L’invasion du Koweït n’est pas une surprise pour l’administration Bush, mais elle est interprétée différemment selon les responsables. Colin Powell affirme ainsi, dès le départ que « nous irions en guerre pour l’Arabie saoudite, mais je doute que nous le ferions pour le Koweït » [3]. Pour les faucons Cheney et Wolfowitz, c’est au contraire l’occasion rêvée de négocier auprès de l’Arabie saoudite l’installation de bases militaires états-uniennes sur son territoire. Les deux hommes multiplient donc les déclarations alarmistes sur les volontés expansionnistes de Saddam Hussein, tout en s’efforçant de faire échouer les négociations avec le dictateur irakien, pourtant prêt à se retirer du Koweït pour éviter la débâcle [4]. Cheney doit cependant composer avec l’opposition, au sein de l’administration, de son ancien allié Colin Powell. Ce dernier redoute déjà que les États-Unis ne s’engagent dans une aventure militaire périlleuse. Mais les « faucons » se montrent plus convaincants. Dick Cheney va même jusqu’à proposer au président Bush de déclarer la guerre sans demander l’aval - pourtant constitutionnellement obligatoire - du Congrès. George H.W. Bush refuse cette position extrémiste, mais se laisse néanmoins convaincre de la nécessité d’intervenir militairement. L’opposition entre le secrétaire à la Défense et le chef d’état-major interarmes ne peut en sortir que renforcée, d’autant que Cheney et Wolfowitz vont jusqu’à tenter d’élaborer eux-mêmes un plan d’attaque militaire, avec l’aide d’Henry S. Rowen, dans le dos de Colin Powell [5]. Malheureusement pour ses auteurs, le plan suscite l’opposition de l’Arabie saoudite et de la Turquie, puisqu’il menace de provoquer une instabilité durable dans le pays même après un éventuel retrait, et apparaît au-delà comme un préalable à une partition de l’Irak. Il est donc rejeté. La Maison-Blanche opte plutôt pour un plan d’intervention massive, dans lequel l’armée états-unienne est soutenue par une coalition internationale, avec un rôle prépondérant de la propagande pour s’assurer de la bienveillance des opinions publiques nationales et internationales.

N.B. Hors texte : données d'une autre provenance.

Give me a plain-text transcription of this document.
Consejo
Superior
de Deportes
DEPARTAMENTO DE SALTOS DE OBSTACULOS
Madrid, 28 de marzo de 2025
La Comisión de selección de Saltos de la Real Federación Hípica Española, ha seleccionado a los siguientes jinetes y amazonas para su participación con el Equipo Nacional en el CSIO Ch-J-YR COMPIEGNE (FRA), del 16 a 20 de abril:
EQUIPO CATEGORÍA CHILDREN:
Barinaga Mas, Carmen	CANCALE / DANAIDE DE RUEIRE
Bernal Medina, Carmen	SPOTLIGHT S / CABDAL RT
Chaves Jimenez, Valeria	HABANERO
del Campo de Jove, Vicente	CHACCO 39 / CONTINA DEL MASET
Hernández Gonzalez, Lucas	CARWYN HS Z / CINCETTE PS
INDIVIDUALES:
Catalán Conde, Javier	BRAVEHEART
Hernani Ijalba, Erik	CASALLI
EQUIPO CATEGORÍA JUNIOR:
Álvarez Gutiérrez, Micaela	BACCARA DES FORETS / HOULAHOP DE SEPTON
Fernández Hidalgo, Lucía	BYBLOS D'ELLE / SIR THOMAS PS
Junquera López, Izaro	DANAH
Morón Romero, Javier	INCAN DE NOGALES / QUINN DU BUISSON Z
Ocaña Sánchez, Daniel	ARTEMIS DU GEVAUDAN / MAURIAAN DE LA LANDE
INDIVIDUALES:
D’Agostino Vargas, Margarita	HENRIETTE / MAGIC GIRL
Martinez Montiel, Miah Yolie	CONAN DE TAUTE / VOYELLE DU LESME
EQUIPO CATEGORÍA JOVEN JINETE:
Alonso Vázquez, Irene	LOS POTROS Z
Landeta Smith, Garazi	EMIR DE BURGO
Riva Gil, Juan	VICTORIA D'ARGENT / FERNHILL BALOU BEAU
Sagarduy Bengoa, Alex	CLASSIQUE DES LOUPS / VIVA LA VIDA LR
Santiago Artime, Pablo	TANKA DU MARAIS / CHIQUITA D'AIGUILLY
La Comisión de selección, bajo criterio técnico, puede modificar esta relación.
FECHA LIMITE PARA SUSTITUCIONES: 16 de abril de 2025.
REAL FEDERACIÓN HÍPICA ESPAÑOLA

Il s’agit là d’une solution médiane, qui satisfait à la fois les défenseurs de la « doctrine Powell » et le clan des « faucons ». Les deux tendances de l’administration tombent finalement d’accord sur la légitimité de l’intervention. Le succès militaire rapide et « indolore » pour les troupes états-uniennes (à peine une soixantaine de morts et une cinquantaine de « disparus ») est une nouvelle confirmation, aux yeux des Républicains, de la justesse de la stratégie des néo-conservateurs. D’autant que Cheney et Powell ont réussi à s’accorder, contre la position jusqu’au-boutiste de Wolfowitz, sur la nécessité de mettre un terme rapidement à l’équipée militaire. La réussite est donc totale.
Un « faucon » est né
Après plusieurs années au Pentagone et deux opérations militaires particulièrement réussies, l’idéologie de Dick Cheney en matière de politique internationale s’est considérablement renforcée. Nul doute que la proximité avec Paul Wolfowitz a également joué un rôle dans l’élaboration d’une véritable doctrine néo-conservatrice dans ce domaine.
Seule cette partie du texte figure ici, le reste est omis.